Впрочем, кажется, их действительно как-то представил друг другу Жамар.
— Помните, в прошлом году сразу после… после…
Он, видимо, хотел сказать «сразу после возвращения короля в Париж», но застеснялся, точно речь шла о прямой непристойности, и замолк. Господин Жерико не припоминает? Было это в Монморанси в прошлом году, когда цвёл боярышник. Их было трое молодых людей. Трое ровесников, окончивших один и тот же лицей в Блуа: Жамар, Франсуа Ту шар (его отец, как известно, управляющий Почт) и он, Тьерри. В гостинице «Старый олень», у госпожи Дюток…
Да, Теодор вспомнил, как радостно встретил его Жамар, когда он неожиданно для всех подскакал на взмыленном, тяжело дышащем Трике к гостинице и вошёл в зал, где молодые люди лакомились слоёными пирожками. И разговор о политике, в который юноши старались втянуть Теодора. Но он отказался обсуждать такие темы… Так что Жамару не повезло… Вся троица, как ему показалось, склонялась к республиканским идеям. Возможно, с кое-какими нюансами…
— Как же, как же, вспомнил! — воскликнул Теодор. — Так это вы — ученик Сен-Симона!{38} Жамар давал мне читать ваше краткое эссе о переустройстве европейского общества; если не ошибаюсь, вы видите в сближении Франции с Англией единственное средство избежать у нас второй революции! Весьма интересные мысли, но не кажется ли вам, что нынче вечером они, пожалуй, несколько устарели?

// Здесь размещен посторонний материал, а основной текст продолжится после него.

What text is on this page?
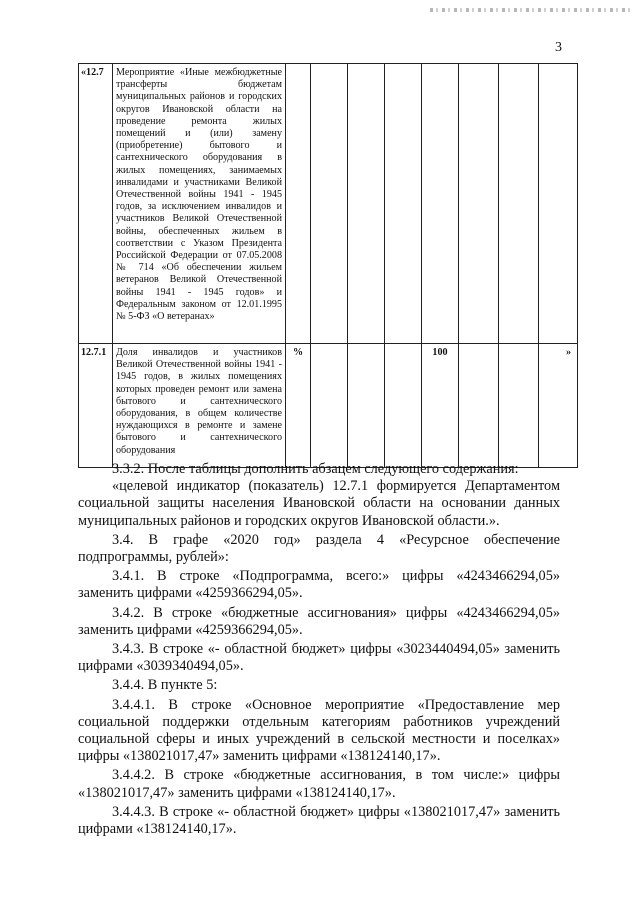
3
«12.7	Мероприятие «Иные межбюджетные трансферты бюджетам муниципальных районов и городских округов Ивановской области на проведение ремонта жилых помещений и (или) замену (приобретение) бытового и сантехнического оборудования в жилых помещениях, занимаемых инвалидами и участниками Великой Отечественной войны 1941 - 1945 годов, за исключением инвалидов и участников Великой Отечественной войны, обеспеченных жильем в соответствии с Указом Президента Российской Федерации от 07.05.2008 № 714 «Об обеспечении жильем ветеранов Великой Отечественной войны 1941 - 1945 годов» и Федеральным законом от 12.01.1995 № 5-ФЗ «О ветеранах»								
12.7.1	Доля инвалидов и участников Великой Отечественной войны 1941 - 1945 годов, в жилых помещениях которых проведен ремонт или замена бытового и сантехнического оборудования, в общем количестве нуждающихся в ремонте и замене бытового и сантехнического оборудования	%				100			»

3.3.2. После таблицы дополнить абзацем следующего содержания:

«целевой индикатор (показатель) 12.7.1 формируется Департаментом социальной защиты населения Ивановской области на основании данных муниципальных районов и городских округов Ивановской области.».

3.4. В графе «2020 год» раздела 4 «Ресурсное обеспечение подпрограммы, рублей»:

3.4.1. В строке «Подпрограмма, всего:» цифры «4243466294,05» заменить цифрами «4259366294,05».

3.4.2. В строке «бюджетные ассигнования» цифры «4243466294,05» заменить цифрами «4259366294,05».

3.4.3. В строке «- областной бюджет» цифры «3023440494,05» заменить цифрами «3039340494,05».

3.4.4. В пункте 5:

3.4.4.1. В строке «Основное мероприятие «Предоставление мер социальной поддержки отдельным категориям работников учреждений социальной сферы и иных учреждений в сельской местности и поселках» цифры «138021017,47» заменить цифрами «138124140,17».

3.4.4.2. В строке «бюджетные ассигнования, в том числе:» цифры «138021017,47» заменить цифрами «138124140,17».

3.4.4.3. В строке «- областной бюджет» цифры «138021017,47» заменить цифрами «138124140,17».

Юноша вспыхнул. Если его учитель Сен-Симон, пояснил Тьерри, обращался в 1813 году к императору с просьбой произвести необходимые для прогресса рода человеческого реформы, то в октябре 1814 года он уже боролся, он писал, милостиво привлекши к работе своего ученика, но не для того, чтобы выбирать между Бонапартом и Бурбонами… И если бы Людовик XVIII внял голосу разума… Было это неделю назад, но нынче вечером, бесспорно, нынче вечером уже неизвестно, к кому придётся обращаться завтра, кого просить перестраивать Европу… Ведь самое главное — это институты, а не та или иная форма правления, разве не так?

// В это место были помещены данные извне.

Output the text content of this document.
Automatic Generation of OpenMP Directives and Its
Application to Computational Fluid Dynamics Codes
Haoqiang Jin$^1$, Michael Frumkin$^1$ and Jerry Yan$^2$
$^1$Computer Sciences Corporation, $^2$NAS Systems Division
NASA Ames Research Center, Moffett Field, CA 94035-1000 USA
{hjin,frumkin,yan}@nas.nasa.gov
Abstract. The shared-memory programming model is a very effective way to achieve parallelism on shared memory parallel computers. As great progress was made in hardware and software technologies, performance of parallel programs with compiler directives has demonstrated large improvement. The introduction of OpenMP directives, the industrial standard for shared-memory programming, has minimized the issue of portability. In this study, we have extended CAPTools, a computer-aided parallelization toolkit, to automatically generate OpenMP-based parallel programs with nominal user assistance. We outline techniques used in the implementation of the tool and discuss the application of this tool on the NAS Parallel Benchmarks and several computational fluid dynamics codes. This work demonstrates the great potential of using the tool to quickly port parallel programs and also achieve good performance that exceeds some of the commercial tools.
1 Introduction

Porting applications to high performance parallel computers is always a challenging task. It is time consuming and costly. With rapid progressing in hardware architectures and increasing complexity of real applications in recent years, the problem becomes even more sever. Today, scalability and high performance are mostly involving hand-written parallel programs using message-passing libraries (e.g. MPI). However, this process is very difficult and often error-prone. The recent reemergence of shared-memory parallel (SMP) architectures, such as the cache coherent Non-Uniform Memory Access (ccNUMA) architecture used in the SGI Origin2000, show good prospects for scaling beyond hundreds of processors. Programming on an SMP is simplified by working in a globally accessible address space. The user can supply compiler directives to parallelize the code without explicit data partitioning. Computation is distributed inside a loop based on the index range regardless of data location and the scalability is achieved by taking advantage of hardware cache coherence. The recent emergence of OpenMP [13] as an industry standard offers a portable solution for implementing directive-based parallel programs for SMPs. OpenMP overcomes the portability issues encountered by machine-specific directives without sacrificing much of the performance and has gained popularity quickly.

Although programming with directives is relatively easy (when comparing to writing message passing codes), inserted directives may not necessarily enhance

— Вы только послушайте, — добавил он с тем же пылом, какой вкладывал до того в своё писание, — послушайте этих горлопанов — все они, все без изъятия, предались Маленькому Капралу! А я пари готов держать, что добрая половина их искренние республиканцы. Неужели они не знают, что их кумир презирает Республику? Ведь он, подражая королям, превращал выскочек в аристократов, вступил в союз с австрийским императором… в то время как англичане… сами видите, у англичан король больший республиканец, нежели Кромвель,{39} и живут они вот уже два века с хартией, которой можно только позавидовать…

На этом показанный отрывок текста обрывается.